A building that stood as the most luxurious hotel in Syracuse, New York for decades was closed and empty for 12 years. Now you can stay in it again as a guest of the beautiful Marriott Syracuse Downtown.
Hotel Syracuse is a reflection of the history of industrial USA in the 20th Century. When the impressive hotel opened in 1924, it was a thing of wonder befitting a powerful city on the Erie Canal. It had 600 guest rooms, grand ballrooms for dances, and courts on the roof for tennis, squash, and handball. Over the years, the hotel hosted several presidents, Elvis, and John Lennon.
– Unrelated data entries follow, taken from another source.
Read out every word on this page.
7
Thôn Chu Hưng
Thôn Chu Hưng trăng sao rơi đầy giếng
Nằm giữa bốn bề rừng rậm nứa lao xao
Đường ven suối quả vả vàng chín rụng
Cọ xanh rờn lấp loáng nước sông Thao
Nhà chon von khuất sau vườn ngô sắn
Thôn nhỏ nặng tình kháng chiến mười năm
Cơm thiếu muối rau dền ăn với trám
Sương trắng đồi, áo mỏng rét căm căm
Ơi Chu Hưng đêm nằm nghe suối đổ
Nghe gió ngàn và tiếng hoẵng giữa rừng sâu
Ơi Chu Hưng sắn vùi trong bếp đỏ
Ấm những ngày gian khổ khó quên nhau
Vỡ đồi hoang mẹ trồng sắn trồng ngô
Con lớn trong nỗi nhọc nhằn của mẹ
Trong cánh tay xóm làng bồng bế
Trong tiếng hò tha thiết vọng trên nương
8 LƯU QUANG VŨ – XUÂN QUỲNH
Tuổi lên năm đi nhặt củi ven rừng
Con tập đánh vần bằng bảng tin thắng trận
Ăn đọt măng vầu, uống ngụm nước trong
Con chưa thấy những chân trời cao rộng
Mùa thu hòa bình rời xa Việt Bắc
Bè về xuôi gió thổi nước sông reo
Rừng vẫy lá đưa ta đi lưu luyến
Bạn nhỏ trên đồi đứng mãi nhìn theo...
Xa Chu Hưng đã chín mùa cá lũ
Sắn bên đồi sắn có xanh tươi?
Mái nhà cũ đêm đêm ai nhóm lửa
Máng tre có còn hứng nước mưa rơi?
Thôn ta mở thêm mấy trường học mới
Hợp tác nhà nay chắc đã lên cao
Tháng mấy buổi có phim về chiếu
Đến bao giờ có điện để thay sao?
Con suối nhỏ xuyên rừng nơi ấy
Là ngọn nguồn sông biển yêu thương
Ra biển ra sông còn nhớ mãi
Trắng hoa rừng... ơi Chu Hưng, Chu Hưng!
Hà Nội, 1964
The Syracuse population peaked in the early 1950s though and although it remained a major university center, the city’s fortunes declined as many factories from companies like GE and Carrier moved overseas or became more automated.
The landmark hotel closed in 2004. It sat empty and forlorn for many years until 4th-generation Syracuse native Ed Riley injected $75 million into restoration and turned it into a showpiece again. Hotel Syracuse reopened as Marriott Syracuse Downtown in August of 2016, as Syracuse itself started showing welcome signs of a lasting turnaround.
Now the glory makes you feel like a Rockefeller when you ascend the stairs and come to the grand lobby with chandeliers, carved wood inlays in the high ceilings, and a mural depicting the city’s history over the check-in desk.
The renovation job here was extremely time-consuming and expensive because of many unwise changes over the decades, including white paint that went over the inlaid wood in many public rooms. In some cases new wood or marble came in, in others there was painstaking stripping work to do. Now the ballrooms gleam like they did in the 1920s and this is a place to once again have a society ball or a big wedding.
This being a modern Marriott though, you won’t be stuck in the past when you get to your room. The renovations brought the guest rooms up to current expectations with ample outlets (USB and regular), smart TVs with your favorite streaming and music services loaded, and strong WiFi signals. Room sizes were expanded beyond the originals too of course, with 261 of them now. All now come with a desk and comfortable work chair, ample closet space, a sitting area, and a good-sized bathroom–many with double vanities. Padded headboards and unique wallpaper add some style.
There are club floor rooms with a lounge for the right elite level members or those willing to pay to upgrade. There are also two levels of suites, including a presidential suite with a grand piano and full living room.
The downtown Syracuse Marriott also goes more modern in its dining and drinking outlets. All of them are on the ground floor, so it’s easy to grab a drink before dinner. Shaughnessy’s is a comfy pub with reclaimed from the basketball court of a nearby sports center. This is the place to catch a game and try a New York State craft beer, including the special Congress beer custom made by a local brewery for this hotel, using a pre-Prohibition recipe.
The Cavalier Room is a stylish and thoroughly modern craft cocktail lounge, with live jazz on some nights. It has bar stools and lounging sofas, the latter set up next to closed-off water spigots and mirrors: this used to be the original hotel’s barber shop.
The main restaurant, Eleven Waters, is named after the 11 Finger Lakes in Upstate New York. It serves all three meals except on Sunday, when there’s a brunch. I only got to try breakfast here because there’s a wide variety of other restaurants and bars within walking distance, but what I had from the ample buffet was excellent.
As in many post-industrial cities, Syracuse is trying to find its way forward in an age where the most successful companies in the world aren’t manufacturing ones and proximity to a waterway or railroad line is no longer a competitive advantage. With a prominent university in town though and a population that is starting to rise again, the signs of renewal are clear and encouraging downtown. Stay at the Marriott Syracuse Downtown before the transformation is complete because right now the rates are far lower than you would expect. They start below $150 most nights, dip below $100 when it’s super-slow, and you can often book the presidential suite for what you’d spend for a Courtyard Marriott room in Manhattan.